In seguito, l’art. 55 della l.r. 13 aprile 2001, n. 11, ha istituito il fondo unico regionale per lo sviluppo economico e per le attività produttive, nel quale sono confluite le risorse statali relative alle funzioni in materia di incentivi alle imprese, a qualunque titolo conferite alla Regione, incluse dunque le agevolazioni per l’attività di ricerca industriale e di sviluppo; lo stesso art. 55 demanda poi alla giunta regionale la ripartizione e la determinazione delle modalità e dei criteri di erogazione, nonché la concessione ed erogazione del fondo.
1.2. Con la d.g.r. 6 aprile 2004, n. 915, la Regione Veneto ha approvato il bando per l’anno 2003, con i relativi allegati per l’ammissione al contributo, ed ha inoltre stabilito di affidare l’istruttoria delle domande alla Veneto Sviluppo S.p.A..
1.3. Il decreto dirigenziale 20 dicembre 2004, n. 563, ha approvato l’elenco delle domande ammesse e finanziabili, e quello delle domande non ammesse, tra cui quella presentata da Meteor S.r.l., che aveva richiesto un contributo pari a € 70.462,59.
Questa ha allora impugnato il provvedimento d’esclusione e gli atti presupposti con il ricorso in esame: si è costituita in giudizio la Regione Veneto, la quale ha concluso per la reiezione.

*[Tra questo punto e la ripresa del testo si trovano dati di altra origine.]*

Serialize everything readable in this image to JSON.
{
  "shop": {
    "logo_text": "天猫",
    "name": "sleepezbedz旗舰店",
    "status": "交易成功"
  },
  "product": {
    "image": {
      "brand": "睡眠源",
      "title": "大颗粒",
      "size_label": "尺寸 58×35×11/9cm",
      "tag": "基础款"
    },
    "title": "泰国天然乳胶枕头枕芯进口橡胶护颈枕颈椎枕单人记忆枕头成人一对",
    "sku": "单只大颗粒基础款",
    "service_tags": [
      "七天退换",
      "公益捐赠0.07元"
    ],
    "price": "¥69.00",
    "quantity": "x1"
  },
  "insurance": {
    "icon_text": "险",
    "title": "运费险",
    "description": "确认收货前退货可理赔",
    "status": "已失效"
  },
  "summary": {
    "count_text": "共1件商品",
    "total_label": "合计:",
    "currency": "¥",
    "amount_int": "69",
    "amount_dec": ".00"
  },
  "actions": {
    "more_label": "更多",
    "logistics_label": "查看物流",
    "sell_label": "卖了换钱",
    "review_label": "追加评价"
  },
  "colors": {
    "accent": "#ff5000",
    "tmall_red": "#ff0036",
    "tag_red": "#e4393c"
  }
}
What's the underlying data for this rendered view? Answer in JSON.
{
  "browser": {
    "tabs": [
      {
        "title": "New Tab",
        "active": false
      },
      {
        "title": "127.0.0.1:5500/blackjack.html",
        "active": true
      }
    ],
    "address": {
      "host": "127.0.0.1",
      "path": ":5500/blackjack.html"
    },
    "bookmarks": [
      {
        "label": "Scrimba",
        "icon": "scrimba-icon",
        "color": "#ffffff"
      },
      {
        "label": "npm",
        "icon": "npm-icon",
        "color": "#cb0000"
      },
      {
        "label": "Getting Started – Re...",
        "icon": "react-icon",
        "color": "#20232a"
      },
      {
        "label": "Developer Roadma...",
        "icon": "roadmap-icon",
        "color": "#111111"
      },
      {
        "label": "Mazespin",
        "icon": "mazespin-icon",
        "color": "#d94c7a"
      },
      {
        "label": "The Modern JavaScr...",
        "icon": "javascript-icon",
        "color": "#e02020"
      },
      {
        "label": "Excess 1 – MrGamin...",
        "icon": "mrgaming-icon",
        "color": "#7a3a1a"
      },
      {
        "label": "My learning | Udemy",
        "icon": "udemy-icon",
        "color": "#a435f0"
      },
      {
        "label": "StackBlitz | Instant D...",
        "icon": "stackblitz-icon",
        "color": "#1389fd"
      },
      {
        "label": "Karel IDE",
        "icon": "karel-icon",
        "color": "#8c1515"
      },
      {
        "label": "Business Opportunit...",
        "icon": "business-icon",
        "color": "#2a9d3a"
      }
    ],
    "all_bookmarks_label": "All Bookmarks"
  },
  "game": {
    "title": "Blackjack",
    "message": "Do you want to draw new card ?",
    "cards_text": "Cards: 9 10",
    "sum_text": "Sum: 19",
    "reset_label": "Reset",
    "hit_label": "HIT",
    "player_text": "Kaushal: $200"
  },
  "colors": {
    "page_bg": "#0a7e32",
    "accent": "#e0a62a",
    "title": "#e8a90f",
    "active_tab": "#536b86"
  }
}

2.1. La ricorrente non è stata ammessa con la motivazione che “alla domanda di agevolazioni non è stata allegata copia del bilancio depositato, completo di nota integrativa, di relazione ai sensi dell’articolo 2428 del codice civile e di ogni altro suo allegato, in particolare non è stata allegato il verbale di approvazione del bilancio (allegato 3 alla d.g.r. 915 del 6 aprile 2004, punto 4.4. lettera g)”.
2.2. Nel secondo motivo, la ricorrente sostiene, anzitutto, di aver inviato con la domanda tutta la documentazione richiesta dal bando, compreso il bilancio, il relativo verbale di approvazione e gli altri allegati.
In ogni caso – la questione forma oggetto anche del terzo motivo – riscontrate eventuali carenze documentali, l’Amministrazione avrebbe dovuto richiedere all’impresa ricorrente un’integrazione documentale, ex art. 6, I comma, lett. b), della l. 241/90.
3.1 Orbene, rileva il Collegio come l’esclusione trovi un fondamento nella prescrizione di bando richiamata dall’Amministrazione nel provvedimento d’esclusione: la lex specialis della procedura, d’altro canto, se non consente, neppure vieta espressamente, che, nella fase istruttoria, eventuali carenze delle domande di ammissione al finanziamento possano essere superate, almeno in alcuni casi, attraverso integrazioni effettuate dagli istanti su sollecitazione del gestore.
3.2. Invero, come si è già visto, la Meteor ritiene che questa facoltà sanante trovi il suo fondamento nell’art. 6, I comma, lett. b), della l. 241/90, per la parte in cui stabilisce il potere per l’Amministrazione d’invitare l’interessato a correggere una propria istanza – e le relative allegazioni – in modo da renderla integralmente conforme alle disposizioni, generali e particolari, che la disciplinano.
Peraltro, tale potere correttivo deve adattarsi alle peculiarità di ciascun procedimento; come per il caso, in specie rilevante, che vi intervengano posizioni d’interesse tra loro confliggenti, od almeno non omogenee, oppure siano prestabiliti termini perentori per il compimento delle attività rilevanti (qui le domande di ammissione, complete degli allegati, potevano essere presentate soltanto mediante spedizione in corso raccomandato, ed esclusivamente tra il 19 ed il 21 maggio 2004, a pena di esclusione).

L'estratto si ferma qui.